Comment 9 Adolfo Jayme Barrientos 2018-01-12 09:47:23 UTC
(In reply to Khaled Hosny from comment #6)
> What are the fonts used in the document in each version? Probably the
> pre-HarfBuzz version is using a Type 1 font that has closer metrics to the
> font used in the PDF (which wouldn't be an issue on Windows as it doesn't
> usually come with Type 1 fonts).

That would be my guess as well; Ubuntu includes URW Palladio L as a Palatino substitute, but that is a Type 1 font, which would explain its disappearance from newer LibreOffice versions.
Comment 10 Aron Budea 2018-01-12 14:15:57 UTC
(In reply to Adolfo Jayme from comment #9)
> That would be my guess as well; Ubuntu includes URW Palladio L as a Palatino
> substitute, but that is a Type 1 font, which would explain its disappearance
> from newer LibreOffice versions.
Ah, I didn't know there were clones of this font. Not only that, there are actually new FOSS versions as well, FPL Neu and TeX Gyre Pagella.
Eg. in Ubuntu TeX Gyre Pagella can be installed separately through the 'tex-gyre' package, which fixes font substitution in the attached PDF.

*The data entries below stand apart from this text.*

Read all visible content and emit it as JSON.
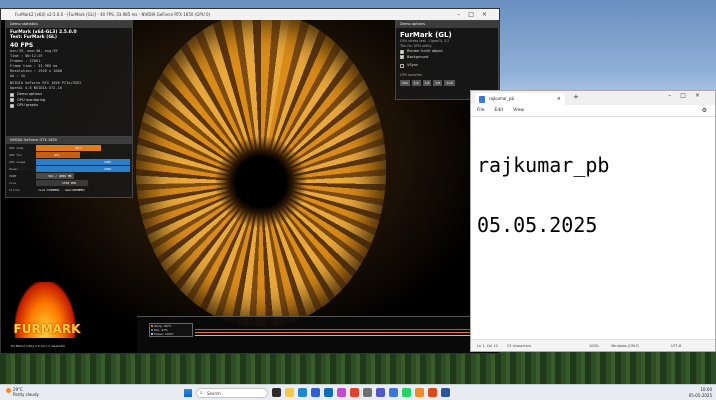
{
  "furmark": {
    "title": "FurMark2 (x64) v2.5.0.0 - [FurMark (GL)] - 40 FPS, 33.985 ms - NVIDIA GeForce RTX 1650 (GPU 0)",
    "stats_header": "Demo statistics",
    "stats_title": "FurMark (x64-GL3) 2.5.0.0",
    "test_line": "Test: FurMark (GL)",
    "fps": "40 FPS",
    "lines": [
      "min:39, max:48, avg:39",
      "Time      : 00:12:29",
      "Frames    : 27861",
      "Frame time : 33.985 ms",
      "Resolution : 1920 x 1080",
      "AA        : 2X"
    ],
    "api_lines": [
      "NVIDIA GeForce RTX 1650 PCIe/SSE2",
      "OpenGL 4.6 NVIDIA 572.16"
    ],
    "checkboxes": [
      "Demo options",
      "GPU monitoring",
      "GPU graphs"
    ],
    "gpu_header": "NVIDIA GeForce GTX 1650",
    "gpu_rows": [
      {
        "label": "GPU temp",
        "value": "69°C",
        "fill": 0.69,
        "color": "#e07b1a"
      },
      {
        "label": "GPU fan",
        "value": "47%",
        "fill": 0.47,
        "color": "#c2601a"
      },
      {
        "label": "GPU usage",
        "value": "100%",
        "fill": 1.0,
        "color": "#2a7fc8"
      },
      {
        "label": "Power",
        "value": "100%",
        "fill": 1.0,
        "color": "#2a7fc8"
      },
      {
        "label": "VRAM",
        "value": "341 / 4096 MB",
        "fill": 0.4,
        "color": "#4a4a4a"
      },
      {
        "label": "Core",
        "value": "1530 MHz",
        "fill": 0.55,
        "color": "#3a3a3a"
      },
      {
        "label": "Clocks",
        "value": "core:1590MHz - mem:6000MHz",
        "fill": 0.0,
        "color": "#333333"
      }
    ],
    "options_header": "Demo options",
    "options_name": "FurMark (GL)",
    "options_sub": "GPU stress test - OpenGL 3.2",
    "options_lines": [
      "The Fur GPU utility"
    ],
    "options_checks": [
      "Render fur/lit object",
      "Background"
    ],
    "vsync_label": "VSync",
    "resolutions_label": "GPU load/res",
    "resolutions": [
      "960",
      "1/2",
      "1/4",
      "1/8",
      "1/16"
    ],
    "logo_word": "FURMARK",
    "logo_version": "FurMark2 (x64) 2.5.0.0 (c) Geeks3D",
    "graph_legend": [
      {
        "label": "Temp: 69°C",
        "color": "#e07b1a"
      },
      {
        "label": "Fan: 47%",
        "color": "#2a7fc8"
      },
      {
        "label": "Power: 100%",
        "color": "#bbbbbb"
      }
    ]
  },
  "notepad": {
    "tab_title": "rajkumar_pb",
    "menu": [
      "File",
      "Edit",
      "View"
    ],
    "text_lines": [
      "rajkumar_pb",
      "05.05.2025"
    ],
    "status": {
      "position": "Ln 1, Col 12",
      "chars": "23 characters",
      "zoom": "100%",
      "eol": "Windows (CRLF)",
      "encoding": "UTF-8"
    }
  },
  "taskbar": {
    "weather_temp": "29°C",
    "weather_desc": "Partly cloudy",
    "search_placeholder": "Search",
    "time": "10:00",
    "date": "05-05-2025",
    "apps": [
      {
        "name": "task-view",
        "color": "#2b2b2b"
      },
      {
        "name": "file-explorer",
        "color": "#f2c94c"
      },
      {
        "name": "edge",
        "color": "#1e88c9"
      },
      {
        "name": "store",
        "color": "#2f5fd0"
      },
      {
        "name": "mail",
        "color": "#0f6cbd"
      },
      {
        "name": "photos",
        "color": "#c24bd0"
      },
      {
        "name": "chrome",
        "color": "#e3412f"
      },
      {
        "name": "settings",
        "color": "#707070"
      },
      {
        "name": "teams",
        "color": "#5059c9"
      },
      {
        "name": "notepad",
        "color": "#3a78d8"
      },
      {
        "name": "whatsapp",
        "color": "#25d366"
      },
      {
        "name": "vlc",
        "color": "#f08a2a"
      },
      {
        "name": "furmark",
        "color": "#d94a1a"
      },
      {
        "name": "word",
        "color": "#2b579a"
      }
    ]
  }
}
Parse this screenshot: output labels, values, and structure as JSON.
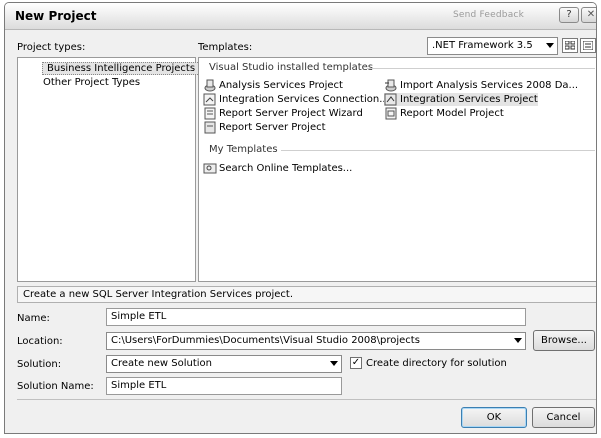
{
  "window": {
    "title": "New Project",
    "feedback": "Send Feedback",
    "help_glyph": "?",
    "close_glyph": "✕"
  },
  "project_types": {
    "label": "Project types:",
    "items": [
      {
        "label": "Business Intelligence Projects",
        "selected": true
      },
      {
        "label": "Other Project Types",
        "selected": false
      }
    ]
  },
  "templates": {
    "label": "Templates:",
    "framework": ".NET Framework 3.5",
    "installed_header": "Visual Studio installed templates",
    "installed": [
      {
        "label": "Analysis Services Project",
        "icon": "analysis-services-icon",
        "selected": false
      },
      {
        "label": "Import Analysis Services 2008 Da...",
        "icon": "import-analysis-icon",
        "selected": false
      },
      {
        "label": "Integration Services Connection...",
        "icon": "integration-connection-icon",
        "selected": false
      },
      {
        "label": "Integration Services Project",
        "icon": "integration-services-icon",
        "selected": true
      },
      {
        "label": "Report Server Project Wizard",
        "icon": "report-wizard-icon",
        "selected": false
      },
      {
        "label": "Report Model Project",
        "icon": "report-model-icon",
        "selected": false
      },
      {
        "label": "Report Server Project",
        "icon": "report-server-icon",
        "selected": false
      }
    ],
    "my_header": "My Templates",
    "my": [
      {
        "label": "Search Online Templates...",
        "icon": "search-online-icon"
      }
    ]
  },
  "description": "Create a new SQL Server Integration Services project.",
  "form": {
    "name_label": "Name:",
    "name_value": "Simple ETL",
    "location_label": "Location:",
    "location_value": "C:\\Users\\ForDummies\\Documents\\Visual Studio 2008\\projects",
    "browse_label": "Browse...",
    "solution_label": "Solution:",
    "solution_value": "Create new Solution",
    "create_dir_label": "Create directory for solution",
    "create_dir_checked": true,
    "solution_name_label": "Solution Name:",
    "solution_name_value": "Simple ETL"
  },
  "buttons": {
    "ok": "OK",
    "cancel": "Cancel"
  }
}
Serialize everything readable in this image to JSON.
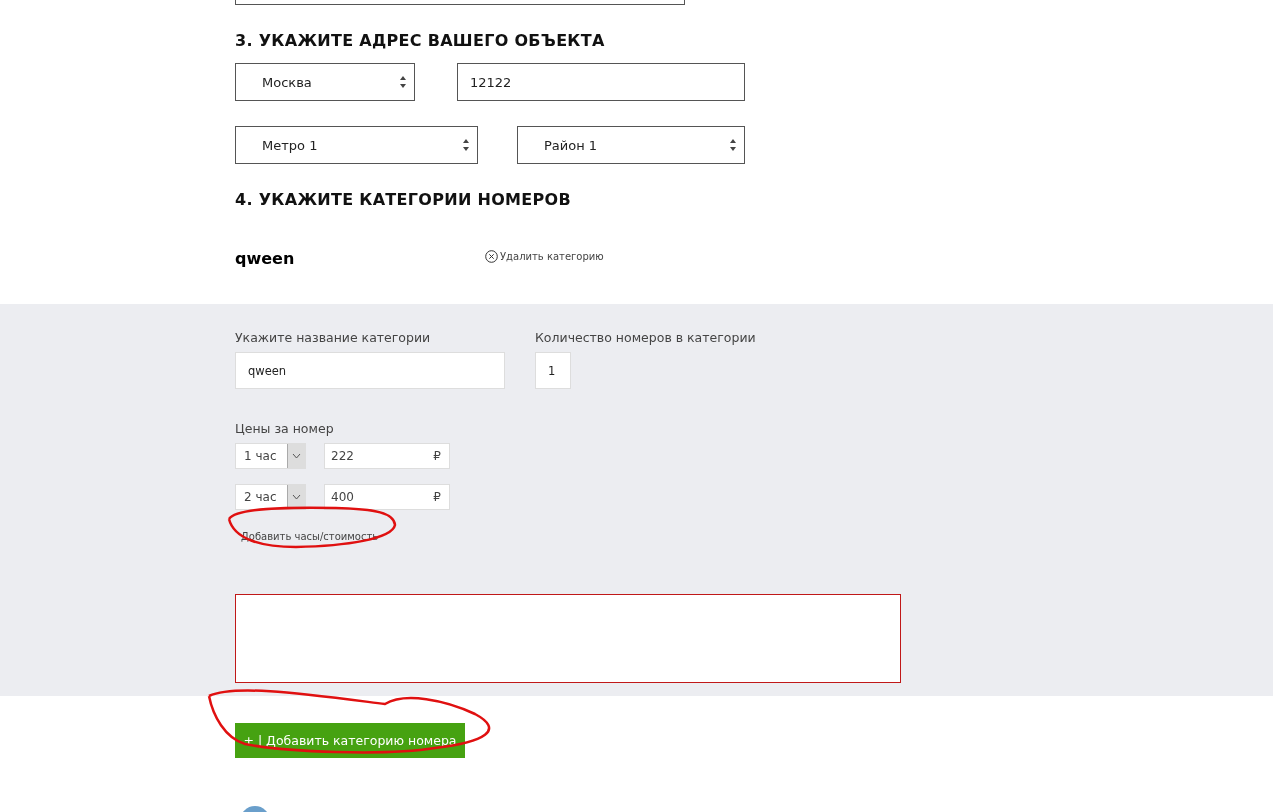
{
  "address": {
    "title": "3. УКАЖИТЕ АДРЕС ВАШЕГО ОБЪЕКТА",
    "city": "Москва",
    "zip": "12122",
    "metro": "Метро 1",
    "district": "Район 1"
  },
  "categories": {
    "title": "4. УКАЖИТЕ КАТЕГОРИИ НОМЕРОВ",
    "name": "qween",
    "delete_label": "Удалить категорию",
    "name_label": "Укажите название категории",
    "name_value": "qween",
    "count_label": "Количество номеров в категории",
    "count_value": "1",
    "prices_label": "Цены за номер",
    "prices": [
      {
        "hours": "1 час",
        "price": "222",
        "currency": "₽"
      },
      {
        "hours": "2 час",
        "price": "400",
        "currency": "₽"
      }
    ],
    "add_price_link": "Добавить часы/стоимость",
    "add_button": "+ | Добавить категорию номера"
  }
}
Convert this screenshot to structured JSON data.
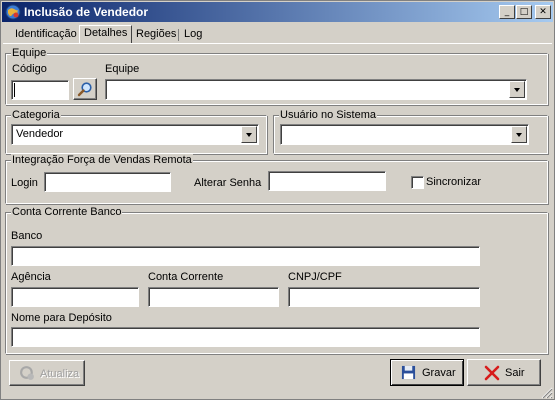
{
  "window": {
    "title": "Inclusão de Vendedor",
    "minimize_glyph": "_",
    "maximize_glyph": "□",
    "close_glyph": "✕"
  },
  "tabs": [
    {
      "label": "Identificação"
    },
    {
      "label": "Detalhes"
    },
    {
      "label": "Regiões"
    },
    {
      "label": "Log"
    }
  ],
  "active_tab": "Detalhes",
  "equipe": {
    "group_label": "Equipe",
    "codigo_label": "Código",
    "codigo_value": "",
    "equipe_label": "Equipe",
    "equipe_value": ""
  },
  "categoria": {
    "group_label": "Categoria",
    "value": "Vendedor"
  },
  "usuario": {
    "group_label": "Usuário no Sistema",
    "value": ""
  },
  "integracao": {
    "group_label": "Integração Força de Vendas Remota",
    "login_label": "Login",
    "login_value": "",
    "senha_label": "Alterar Senha",
    "senha_value": "",
    "sincronizar_label": "Sincronizar",
    "sincronizar_checked": false
  },
  "conta": {
    "group_label": "Conta Corrente Banco",
    "banco_label": "Banco",
    "banco_value": "",
    "agencia_label": "Agência",
    "agencia_value": "",
    "conta_label": "Conta Corrente",
    "conta_value": "",
    "cnpj_label": "CNPJ/CPF",
    "cnpj_value": "",
    "deposito_label": "Nome para Depósito",
    "deposito_value": ""
  },
  "buttons": {
    "atualiza": "Atualiza",
    "gravar": "Gravar",
    "sair": "Sair"
  },
  "icons": {
    "app": "app-globe-icon",
    "search": "magnifier-icon",
    "atualiza": "refresh-icon",
    "gravar": "floppy-disk-icon",
    "sair": "red-x-icon"
  },
  "colors": {
    "title_gradient_start": "#0a246a",
    "title_gradient_end": "#a6caf0",
    "face": "#d4d0c8"
  }
}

A general question about font substitution, could the handling of metrics be improved when the font is missing, to avoid badly looking output as it is in attachment 138932 [details]? I don't know what kind of information can be collected from the PDF.
Comment 11 ⁨خالد حسني⁩ 2018-04-30 22:59:40 UTC
(In reply to Aron Budea from comment #10)
> A general question about font substitution, could the handling of metrics be
> improved when the font is missing.

No. If the font is missing, we have no idea what its metrics were, this kind of information is not embedded in Office documents.

Closing this as not a bug, if one does not have the exact font, all bets are off and the end result is system-dependent.